Syekh Muhammad Nashiruddin Al Albani berkata, ”Akal menurut bahasa adalah At-Tarbiyyah, yaitu sesuatu yang mengekang dan mengikatnya agar tidak lari kekanan dan kekiri. Ilustrasinya jika seorang anak yang belum aqil baligh atau umur balita misalnya. Jika kita nyalakan api, bisa saja dia memegang api tersebut. Tapi kita orang dewasa tidaklah akan memegang api karena kita tahu bahwa secara ilmu pengetahuan atau informasi api itu panas. Dan info itulah yang mengikat kita dan membuat kita yakin, lalu perbuatan kitapun terikat oleh informasi tersebut.

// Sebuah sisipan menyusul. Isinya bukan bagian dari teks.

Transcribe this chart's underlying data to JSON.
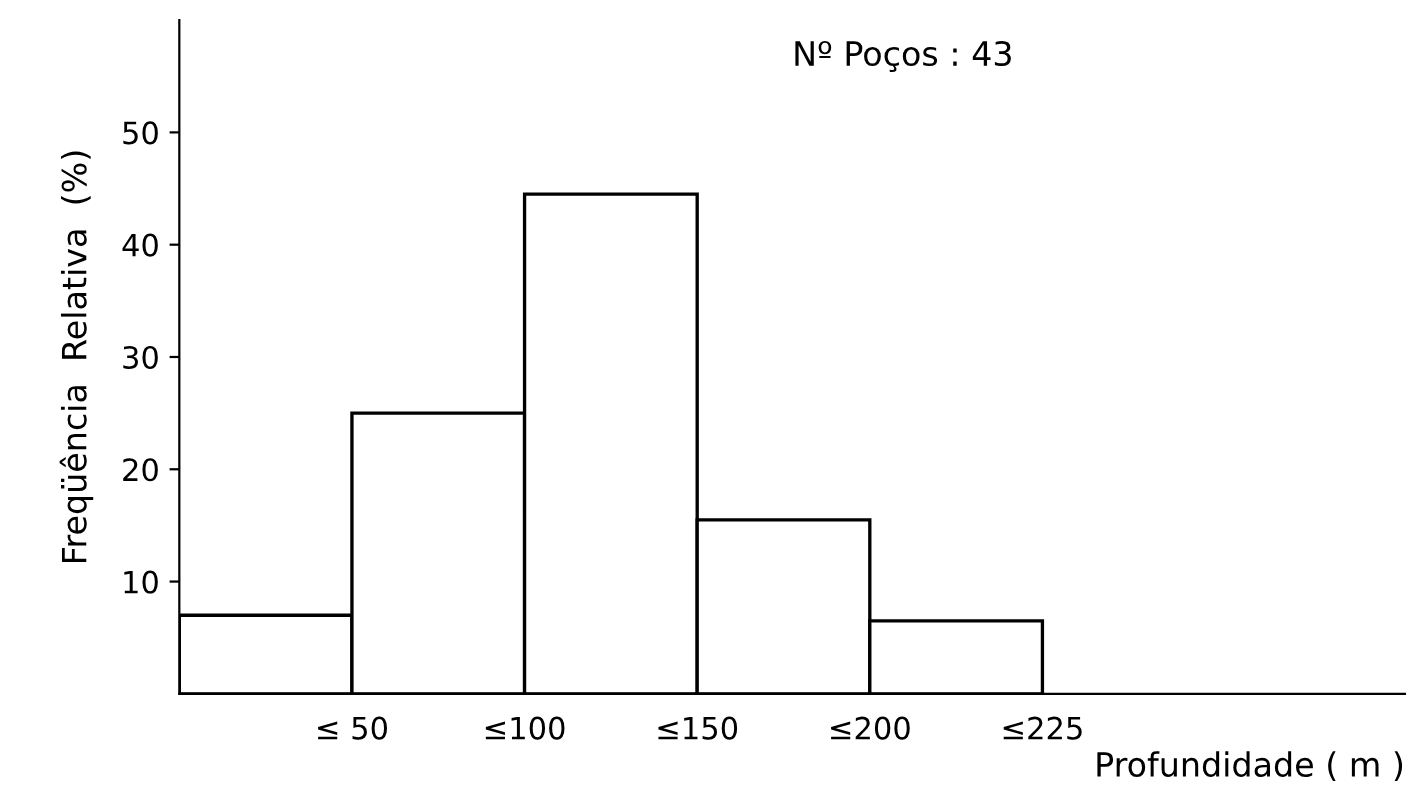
{
  "chart_data": {
    "type": "bar",
    "categories": [
      "≤ 50",
      "≤100",
      "≤150",
      "≤200",
      "≤225"
    ],
    "values": [
      7,
      25,
      44.5,
      15.5,
      6.5
    ],
    "color": "#ffffff",
    "xlabel": "Profundidade ( m )",
    "ylabel": "Freqüência  Relativa  (%)",
    "annotations": [
      "Nº Poços : 43"
    ],
    "ylim": [
      0,
      60
    ],
    "yticks": [
      10,
      20,
      30,
      40,
      50
    ],
    "grid": false,
    "legend": false
  }
}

Umar bin Khattab ra telah mengatakan bahwa orang yang berakal itu bukanlah orang yang dapat membedakan hal yang baik dan hal yang buruk. Akan tetapi, orang berakal adalah orang yang dapat memilih hal yang terbaik di antara kedua hal yang buruk. Dan yang mengikat orang-orang mukmin adalah akidah yaitu dua kalimah syahadat. “bersaksi tiada Tuhan selain Allah dan bersaksi bahwa Muhammad utusan Allah”.

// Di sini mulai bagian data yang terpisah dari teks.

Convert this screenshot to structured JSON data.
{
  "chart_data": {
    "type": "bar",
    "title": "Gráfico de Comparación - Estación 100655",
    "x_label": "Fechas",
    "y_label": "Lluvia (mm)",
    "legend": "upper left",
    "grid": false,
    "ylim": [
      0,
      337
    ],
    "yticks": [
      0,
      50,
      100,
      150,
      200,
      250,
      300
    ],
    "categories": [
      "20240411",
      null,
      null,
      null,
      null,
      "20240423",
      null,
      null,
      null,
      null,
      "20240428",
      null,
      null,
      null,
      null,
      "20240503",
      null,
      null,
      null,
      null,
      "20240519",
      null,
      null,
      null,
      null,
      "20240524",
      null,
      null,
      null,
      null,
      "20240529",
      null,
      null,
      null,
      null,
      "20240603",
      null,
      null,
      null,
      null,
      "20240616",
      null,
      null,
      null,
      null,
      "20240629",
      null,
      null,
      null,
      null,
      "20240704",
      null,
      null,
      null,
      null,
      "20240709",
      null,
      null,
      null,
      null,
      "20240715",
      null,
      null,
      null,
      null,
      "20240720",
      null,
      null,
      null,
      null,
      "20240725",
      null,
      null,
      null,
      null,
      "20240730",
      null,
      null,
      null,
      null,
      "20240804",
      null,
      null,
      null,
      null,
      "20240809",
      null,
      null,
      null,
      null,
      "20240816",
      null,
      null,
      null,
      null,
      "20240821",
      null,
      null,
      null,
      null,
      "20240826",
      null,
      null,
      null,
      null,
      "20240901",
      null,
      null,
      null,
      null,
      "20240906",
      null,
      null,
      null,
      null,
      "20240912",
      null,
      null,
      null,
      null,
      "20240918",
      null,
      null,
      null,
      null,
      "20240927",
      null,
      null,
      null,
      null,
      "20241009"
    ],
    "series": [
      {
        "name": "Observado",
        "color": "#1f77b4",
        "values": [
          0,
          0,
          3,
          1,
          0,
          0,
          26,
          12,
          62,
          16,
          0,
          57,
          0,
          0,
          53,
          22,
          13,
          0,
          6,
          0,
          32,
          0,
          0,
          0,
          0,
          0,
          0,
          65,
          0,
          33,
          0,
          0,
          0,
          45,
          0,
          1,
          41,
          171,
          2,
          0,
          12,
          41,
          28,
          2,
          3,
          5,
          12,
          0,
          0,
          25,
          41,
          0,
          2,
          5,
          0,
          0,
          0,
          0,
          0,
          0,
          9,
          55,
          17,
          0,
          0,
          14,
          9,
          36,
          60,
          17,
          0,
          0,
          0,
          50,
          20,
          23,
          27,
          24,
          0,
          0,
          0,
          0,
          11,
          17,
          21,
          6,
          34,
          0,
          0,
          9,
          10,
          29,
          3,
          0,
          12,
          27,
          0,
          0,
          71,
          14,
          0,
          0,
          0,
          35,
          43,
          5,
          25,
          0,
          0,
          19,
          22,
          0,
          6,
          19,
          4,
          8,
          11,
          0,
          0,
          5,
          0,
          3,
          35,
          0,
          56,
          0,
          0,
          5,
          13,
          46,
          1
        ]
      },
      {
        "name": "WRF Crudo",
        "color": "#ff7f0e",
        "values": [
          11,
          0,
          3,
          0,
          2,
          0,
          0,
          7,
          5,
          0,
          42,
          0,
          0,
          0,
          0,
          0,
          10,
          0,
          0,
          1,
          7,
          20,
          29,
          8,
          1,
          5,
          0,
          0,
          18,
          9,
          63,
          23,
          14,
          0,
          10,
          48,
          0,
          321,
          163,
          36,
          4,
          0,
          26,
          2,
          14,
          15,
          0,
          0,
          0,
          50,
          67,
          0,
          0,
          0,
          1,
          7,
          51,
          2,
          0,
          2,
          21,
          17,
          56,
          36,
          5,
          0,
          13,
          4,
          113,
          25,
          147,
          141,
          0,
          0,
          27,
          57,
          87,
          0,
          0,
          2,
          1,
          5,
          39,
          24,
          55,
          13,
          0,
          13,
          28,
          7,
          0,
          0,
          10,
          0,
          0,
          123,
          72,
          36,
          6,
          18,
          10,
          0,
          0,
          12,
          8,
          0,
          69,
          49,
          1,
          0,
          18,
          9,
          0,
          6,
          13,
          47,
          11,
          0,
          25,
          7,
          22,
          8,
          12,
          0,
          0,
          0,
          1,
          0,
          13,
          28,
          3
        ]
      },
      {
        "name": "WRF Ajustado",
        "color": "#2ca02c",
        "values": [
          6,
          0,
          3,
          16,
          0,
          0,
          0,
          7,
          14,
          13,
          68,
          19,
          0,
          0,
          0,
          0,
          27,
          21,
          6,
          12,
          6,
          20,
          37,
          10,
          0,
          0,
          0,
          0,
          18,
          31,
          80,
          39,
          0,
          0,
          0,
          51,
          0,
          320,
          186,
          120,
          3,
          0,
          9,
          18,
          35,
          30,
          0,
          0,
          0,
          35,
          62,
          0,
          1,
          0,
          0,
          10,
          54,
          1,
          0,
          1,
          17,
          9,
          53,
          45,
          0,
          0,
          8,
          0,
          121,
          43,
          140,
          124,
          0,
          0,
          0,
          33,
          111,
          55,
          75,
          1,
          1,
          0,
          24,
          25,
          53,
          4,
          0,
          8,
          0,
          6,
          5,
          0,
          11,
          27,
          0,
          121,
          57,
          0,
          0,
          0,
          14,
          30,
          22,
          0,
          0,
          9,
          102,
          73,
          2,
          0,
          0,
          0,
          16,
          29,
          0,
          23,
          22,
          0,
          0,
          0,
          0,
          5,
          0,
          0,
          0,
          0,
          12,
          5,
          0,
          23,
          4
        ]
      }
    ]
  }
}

Mari kita tholabul ‘ilmu, memperbanyak mencari ilmu dengan mendatangi majelis-majelis taklim, mendengarkan tausyiyah-tausyiyah dari para ulama, oleh karena akal tanpa ilmu bagaikan mata tanpa cahaya. Mari agar perilaku kita cerdas dan lebih baik, lebih sholeh dari masa ke masa. Mari sahabat semua agar tidak “bloon” seperti anak kemaren sore atau “yesterday afternoon boy”.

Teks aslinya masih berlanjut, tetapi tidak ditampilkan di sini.